Step 4 — When NOT to switch
If your task involves "follow the trail until you find the bug" — where step 4's existence depends on step 3's output — you can't replace the agent with a chain. Keep the loop, add caps.
Two implementations of the same task and a comparison sheet. The exercise that pays off most: every time you reach for "agent," ask if you can structure it as a chain first. If yes, you'll likely save half the cost and most of the latency.
Knowledge Check
1. You can decompose your task into 3 fixed steps. Should you build an agent or a workflow?

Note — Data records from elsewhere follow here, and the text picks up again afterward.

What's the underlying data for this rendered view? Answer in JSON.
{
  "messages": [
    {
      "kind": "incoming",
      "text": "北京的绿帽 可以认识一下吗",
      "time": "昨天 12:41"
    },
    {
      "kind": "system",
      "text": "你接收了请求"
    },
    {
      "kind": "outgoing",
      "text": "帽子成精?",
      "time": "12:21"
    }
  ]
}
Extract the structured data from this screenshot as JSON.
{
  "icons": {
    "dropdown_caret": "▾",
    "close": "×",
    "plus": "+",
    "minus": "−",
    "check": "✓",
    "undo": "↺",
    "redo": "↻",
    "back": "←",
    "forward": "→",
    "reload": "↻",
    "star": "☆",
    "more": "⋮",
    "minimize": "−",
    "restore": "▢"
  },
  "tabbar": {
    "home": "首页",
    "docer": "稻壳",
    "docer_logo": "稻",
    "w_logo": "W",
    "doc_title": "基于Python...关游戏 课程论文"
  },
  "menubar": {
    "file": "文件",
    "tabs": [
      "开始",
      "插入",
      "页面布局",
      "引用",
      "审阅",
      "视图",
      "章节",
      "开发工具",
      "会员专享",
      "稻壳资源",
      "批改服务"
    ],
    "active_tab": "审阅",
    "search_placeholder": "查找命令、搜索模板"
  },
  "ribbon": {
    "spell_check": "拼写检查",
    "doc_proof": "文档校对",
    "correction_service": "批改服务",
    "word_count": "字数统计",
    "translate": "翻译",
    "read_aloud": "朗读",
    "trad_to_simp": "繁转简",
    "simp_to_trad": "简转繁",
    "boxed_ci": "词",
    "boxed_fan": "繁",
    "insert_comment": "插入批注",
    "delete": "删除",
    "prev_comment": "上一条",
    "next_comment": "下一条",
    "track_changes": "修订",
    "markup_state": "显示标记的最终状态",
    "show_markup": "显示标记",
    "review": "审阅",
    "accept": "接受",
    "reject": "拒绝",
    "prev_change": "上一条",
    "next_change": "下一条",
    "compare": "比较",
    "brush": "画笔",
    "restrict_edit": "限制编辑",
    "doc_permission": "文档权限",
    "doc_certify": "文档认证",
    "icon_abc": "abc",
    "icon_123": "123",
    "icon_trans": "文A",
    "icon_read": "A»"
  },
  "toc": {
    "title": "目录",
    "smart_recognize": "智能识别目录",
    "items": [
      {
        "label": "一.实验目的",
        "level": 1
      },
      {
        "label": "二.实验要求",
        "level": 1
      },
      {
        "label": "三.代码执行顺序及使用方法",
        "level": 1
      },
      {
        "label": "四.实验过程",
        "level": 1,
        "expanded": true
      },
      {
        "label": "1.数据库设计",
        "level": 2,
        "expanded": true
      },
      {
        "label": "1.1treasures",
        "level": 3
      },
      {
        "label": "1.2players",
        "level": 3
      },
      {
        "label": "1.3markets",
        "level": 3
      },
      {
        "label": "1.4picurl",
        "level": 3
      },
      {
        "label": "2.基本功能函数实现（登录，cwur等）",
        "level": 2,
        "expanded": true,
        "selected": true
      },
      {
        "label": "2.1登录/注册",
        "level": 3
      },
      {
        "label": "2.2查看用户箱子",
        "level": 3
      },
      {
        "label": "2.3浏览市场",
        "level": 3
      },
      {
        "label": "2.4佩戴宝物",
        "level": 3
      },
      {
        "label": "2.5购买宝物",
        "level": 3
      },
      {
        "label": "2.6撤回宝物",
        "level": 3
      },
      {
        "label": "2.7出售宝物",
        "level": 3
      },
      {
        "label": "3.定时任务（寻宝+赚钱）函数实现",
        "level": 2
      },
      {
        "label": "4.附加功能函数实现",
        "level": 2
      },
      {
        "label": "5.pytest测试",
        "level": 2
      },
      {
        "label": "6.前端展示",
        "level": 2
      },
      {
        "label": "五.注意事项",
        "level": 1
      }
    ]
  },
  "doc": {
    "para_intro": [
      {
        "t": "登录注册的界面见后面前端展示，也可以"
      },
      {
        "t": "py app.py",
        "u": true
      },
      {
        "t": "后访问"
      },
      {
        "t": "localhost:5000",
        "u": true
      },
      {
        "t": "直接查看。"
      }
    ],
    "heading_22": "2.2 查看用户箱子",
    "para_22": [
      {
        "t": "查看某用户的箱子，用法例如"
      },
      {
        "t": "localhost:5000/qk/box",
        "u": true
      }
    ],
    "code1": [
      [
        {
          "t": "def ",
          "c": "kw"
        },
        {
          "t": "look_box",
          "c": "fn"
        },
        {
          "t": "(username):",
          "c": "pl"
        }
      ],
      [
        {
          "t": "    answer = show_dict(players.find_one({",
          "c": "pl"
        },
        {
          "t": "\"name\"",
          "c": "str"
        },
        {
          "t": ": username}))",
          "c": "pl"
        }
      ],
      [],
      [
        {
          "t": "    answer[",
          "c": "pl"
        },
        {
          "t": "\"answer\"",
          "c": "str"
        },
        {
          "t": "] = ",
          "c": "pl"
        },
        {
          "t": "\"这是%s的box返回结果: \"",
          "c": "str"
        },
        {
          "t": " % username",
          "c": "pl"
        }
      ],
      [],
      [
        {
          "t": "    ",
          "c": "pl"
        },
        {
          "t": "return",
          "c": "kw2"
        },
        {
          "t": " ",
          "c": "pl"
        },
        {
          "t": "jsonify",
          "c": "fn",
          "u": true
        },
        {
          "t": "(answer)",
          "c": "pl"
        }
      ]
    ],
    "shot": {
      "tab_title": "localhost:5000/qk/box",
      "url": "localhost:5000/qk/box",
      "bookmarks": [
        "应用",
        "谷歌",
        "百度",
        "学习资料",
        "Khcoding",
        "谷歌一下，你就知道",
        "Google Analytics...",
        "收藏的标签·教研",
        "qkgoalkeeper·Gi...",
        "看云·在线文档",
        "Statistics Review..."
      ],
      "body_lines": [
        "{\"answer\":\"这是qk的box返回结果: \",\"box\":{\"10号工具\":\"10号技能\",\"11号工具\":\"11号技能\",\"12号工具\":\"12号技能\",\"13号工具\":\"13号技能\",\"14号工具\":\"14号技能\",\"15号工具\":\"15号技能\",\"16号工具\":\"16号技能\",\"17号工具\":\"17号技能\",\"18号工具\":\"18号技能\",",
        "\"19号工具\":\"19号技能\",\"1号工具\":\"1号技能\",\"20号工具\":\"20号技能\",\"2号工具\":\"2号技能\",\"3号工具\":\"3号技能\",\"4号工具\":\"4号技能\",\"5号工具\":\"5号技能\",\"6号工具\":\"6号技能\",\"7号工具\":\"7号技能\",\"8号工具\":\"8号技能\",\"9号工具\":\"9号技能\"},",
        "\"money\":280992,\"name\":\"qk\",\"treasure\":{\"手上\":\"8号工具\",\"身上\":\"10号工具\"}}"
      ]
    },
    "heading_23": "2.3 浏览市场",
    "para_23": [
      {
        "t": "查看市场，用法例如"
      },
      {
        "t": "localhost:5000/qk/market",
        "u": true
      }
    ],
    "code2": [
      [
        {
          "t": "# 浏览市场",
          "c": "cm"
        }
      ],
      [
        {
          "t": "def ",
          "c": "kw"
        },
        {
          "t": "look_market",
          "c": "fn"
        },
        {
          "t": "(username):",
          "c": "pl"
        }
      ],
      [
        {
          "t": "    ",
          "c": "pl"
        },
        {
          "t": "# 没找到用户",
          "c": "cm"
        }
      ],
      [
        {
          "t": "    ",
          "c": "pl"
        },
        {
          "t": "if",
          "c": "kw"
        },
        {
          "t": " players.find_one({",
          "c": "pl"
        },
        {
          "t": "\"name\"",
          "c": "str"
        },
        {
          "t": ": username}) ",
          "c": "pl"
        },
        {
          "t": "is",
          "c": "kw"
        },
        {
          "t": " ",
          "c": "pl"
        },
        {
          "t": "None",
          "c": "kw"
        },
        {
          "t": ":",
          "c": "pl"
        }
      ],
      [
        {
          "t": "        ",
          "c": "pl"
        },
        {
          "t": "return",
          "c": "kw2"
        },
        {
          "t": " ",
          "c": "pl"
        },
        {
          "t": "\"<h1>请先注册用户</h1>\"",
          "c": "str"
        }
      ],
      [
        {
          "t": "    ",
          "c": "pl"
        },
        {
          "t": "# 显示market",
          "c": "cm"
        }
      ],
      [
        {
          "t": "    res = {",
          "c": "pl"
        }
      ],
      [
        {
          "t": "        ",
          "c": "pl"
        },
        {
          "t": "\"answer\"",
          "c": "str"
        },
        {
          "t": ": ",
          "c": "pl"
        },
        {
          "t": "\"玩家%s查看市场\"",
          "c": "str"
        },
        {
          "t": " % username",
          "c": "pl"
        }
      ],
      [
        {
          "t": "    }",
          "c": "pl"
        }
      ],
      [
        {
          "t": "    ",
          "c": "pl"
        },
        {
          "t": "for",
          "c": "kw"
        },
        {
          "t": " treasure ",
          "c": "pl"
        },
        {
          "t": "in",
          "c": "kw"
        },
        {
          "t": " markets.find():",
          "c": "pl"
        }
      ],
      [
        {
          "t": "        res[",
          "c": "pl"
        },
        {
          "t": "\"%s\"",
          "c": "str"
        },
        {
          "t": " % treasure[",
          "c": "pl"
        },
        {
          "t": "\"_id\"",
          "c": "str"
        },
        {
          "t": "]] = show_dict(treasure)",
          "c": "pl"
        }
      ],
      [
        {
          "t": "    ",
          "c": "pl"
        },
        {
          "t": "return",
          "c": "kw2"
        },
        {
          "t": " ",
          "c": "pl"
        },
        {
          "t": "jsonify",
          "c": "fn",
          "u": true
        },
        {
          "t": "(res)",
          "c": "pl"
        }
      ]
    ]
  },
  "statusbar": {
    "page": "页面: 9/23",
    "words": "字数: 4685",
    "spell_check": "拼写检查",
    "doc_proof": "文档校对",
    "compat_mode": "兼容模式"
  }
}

2. You're fanning out 50 parallel calls and getting 429 errors. Best fix?
3. Your agent loop hangs occasionally. What did you forget?
4. A user asks "what's the weather in Tokyo?" through your routing-based bot. The router should send it to:
5. You want Claude to fill in a form on a legacy desktop app with no API. What's appropriate?
Module Summary
- Workflow vs agent: workflow when steps are knowable; agent when not. Default to workflow.
- Chaining: sequential calls, smaller models per step where possible. Output of A is input of B.
- Parallelization: sectioning (split work) + voting (same work, multiple times, aggregate). Cap concurrency; use Batch API for big offline.
- Routing: cheap classifier picks the specialist. Avoid one-prompt-fits-all bloat.
- Agent loop: tool_use loop with three caps — iteration, cost, time. Always.
- Environment inspection: give the agent tools to look around; prompt it to do so first.
- Computer use: screenshot + click + type. For legacy GUIs and APIs that don't exist. Sandbox in a VM. If the API exists, prefer the API.
- Claude Code maps these patterns: subagents = routing, slash commands = chains, worktrees + background = parallelization, the CLI itself = agent loop.